In this manner, the Wachowskis cooked up a recipe to deliver the epistemology of Plato and Descartes to the dot-com generation – start with a base of thumping techno music, stir in generous amounts of bullet shells and explosions and top off with some special-effects wizardry. Add in some sunglasses to taste, and presto – behold the intellectual blockbuster.
While thought-provoking philosophical elements might provide the staple fare of the “Matrix” films, let’s be honest – everyone prefers dessert. And when it comes to shooting action, no one puts the icing on the cake better than the Wachowski brothers. They are to action what Emeril is to the cooking channel: the pair consistently manage to kick it up a notch with unbelievable fight scenes. The revolutionary minds invented bullet-time, a film technique in which lightning-quick sequences are shown by filming the action in slow-motion. Fans have grown accustomed to watching people dodging bullets, running off of walls and knocking skulls together with the Wachowski brothers’ incredible visuals, which combine poetic martial arts and staccato gunplay.
Andy and Larry followed up their breakthrough hit with two sequels, “The Matrix: Reloaded” and “The Matrix: Revolutions.” Despite the fact that the philosophical undertones of the sequels felt contrived to many, the Wachowskis managed to rake in cash flows resembling the streaming lines of emerald computer coding which make up the Matrix. According to the International Movie DataBase, the two films combined to make over $400 million at the box office.
All of their commercial success has allowed the Wachowskis to have the best of both worlds – the brothers have been able to reach a rare happy medium in which they can make high-octane movies that are smashing successes both at the box office and with the critics. In doing so, the pair has crafted an entirely new genre – the thinking man’s action flick. After their joint “Matrix” hits, the Brothers Wachowski again teamed up with another famous pair of WBs – the Warner Bros. – in creating “V for Vendetta.”
In keeping with their revolutionary nature, the Wachowski brothers wrote the script and produced “V for Vendetta,” which follows a one-man rebellion against a Big Brother-like government. While they may have missed the mark in terms of philosophy in the “Matrix” sequels, V marks the spot with their latest offering. Although the Wachowskis ceded the director’s chair on “Vendetta” to James McTeigue, they wrote the script and produced the film. “V for Vendetta” is sprinkled with their indelible fingerprints.
Also, McTeigue was the first assistant director on both of the “Matrix” sequels, and is undeniably schooled in all things Wachowski when it comes to standing behind the lens.
In addition to their penchant for breathtaking fight scenes, the Wachowskis’ obsession with the antihero is another emerging theme throughout their films – in “The Matrix,” the brothers somehow managed to turn professional mannequin Keanu Reeves into “The One,” the black-clad, messianic figure who saves all of humanity from virtual-reality enslavement through his mastery of kung-fu.

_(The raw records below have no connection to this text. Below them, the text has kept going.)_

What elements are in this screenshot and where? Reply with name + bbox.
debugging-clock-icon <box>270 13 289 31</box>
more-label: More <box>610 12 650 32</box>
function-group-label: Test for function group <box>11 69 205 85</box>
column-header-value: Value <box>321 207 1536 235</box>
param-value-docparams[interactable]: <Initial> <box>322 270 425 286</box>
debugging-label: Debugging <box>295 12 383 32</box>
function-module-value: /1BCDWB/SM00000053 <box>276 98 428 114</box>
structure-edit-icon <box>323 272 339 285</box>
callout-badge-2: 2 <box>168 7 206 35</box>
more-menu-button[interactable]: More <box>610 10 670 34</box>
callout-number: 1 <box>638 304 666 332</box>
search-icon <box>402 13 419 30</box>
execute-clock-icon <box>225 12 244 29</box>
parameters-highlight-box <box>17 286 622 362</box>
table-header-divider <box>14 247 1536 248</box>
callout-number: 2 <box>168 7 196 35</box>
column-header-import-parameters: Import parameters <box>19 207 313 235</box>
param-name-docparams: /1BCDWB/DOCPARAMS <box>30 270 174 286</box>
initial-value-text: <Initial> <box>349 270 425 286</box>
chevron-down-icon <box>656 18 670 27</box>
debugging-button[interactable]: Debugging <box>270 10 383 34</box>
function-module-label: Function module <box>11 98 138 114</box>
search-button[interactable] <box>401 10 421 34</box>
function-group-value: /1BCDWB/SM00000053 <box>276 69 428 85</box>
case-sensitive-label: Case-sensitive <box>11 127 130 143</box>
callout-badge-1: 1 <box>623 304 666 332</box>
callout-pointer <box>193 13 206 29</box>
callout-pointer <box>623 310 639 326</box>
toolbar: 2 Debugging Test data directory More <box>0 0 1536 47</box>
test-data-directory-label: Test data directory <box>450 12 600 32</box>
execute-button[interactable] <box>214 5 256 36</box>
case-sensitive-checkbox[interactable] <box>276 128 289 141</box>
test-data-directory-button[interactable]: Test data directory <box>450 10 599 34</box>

In “V for Vendetta,” Hugo Weaving plays the controversial V, a Machiavellian insurrectionist who uses terrorist tactics to undermine a fascist government. After starring opposite Keanu Reeves as Agent Smith in the Matrix trilogy, Weaving makes the transition from antagonist to protagonist here and is tremendous as the masked V.
In addition, Natalie Portman stars as Evey, a woman whose chance encounter with V inextricably winds their fates together. In a humiliating torture sequence, Evey’s long locks of hair are shorn off. While most would question the decision to shave Natalie Portman’s head, the gambit pays off in the apt hands of the Wachowskis. Portman turns out to be the hottest star to rock a shaved dome since Demi Moore in “G.I. Jane.”
The distinctive features of Wachowski cinema are all over “V for Vendetta.” The brothers create action movies that challenge the audience to think a little bit more than usual.
The pair is famously mysterious. For the “Matrix” movies, they had a contract clause that precluded their having to do any press interviews, saying they preferred their films to stand for themselves. While audiences can’t be certain of when the pair will film next, one thing is for certain – when the Wachowski brothers are in the kitchen, something smells good.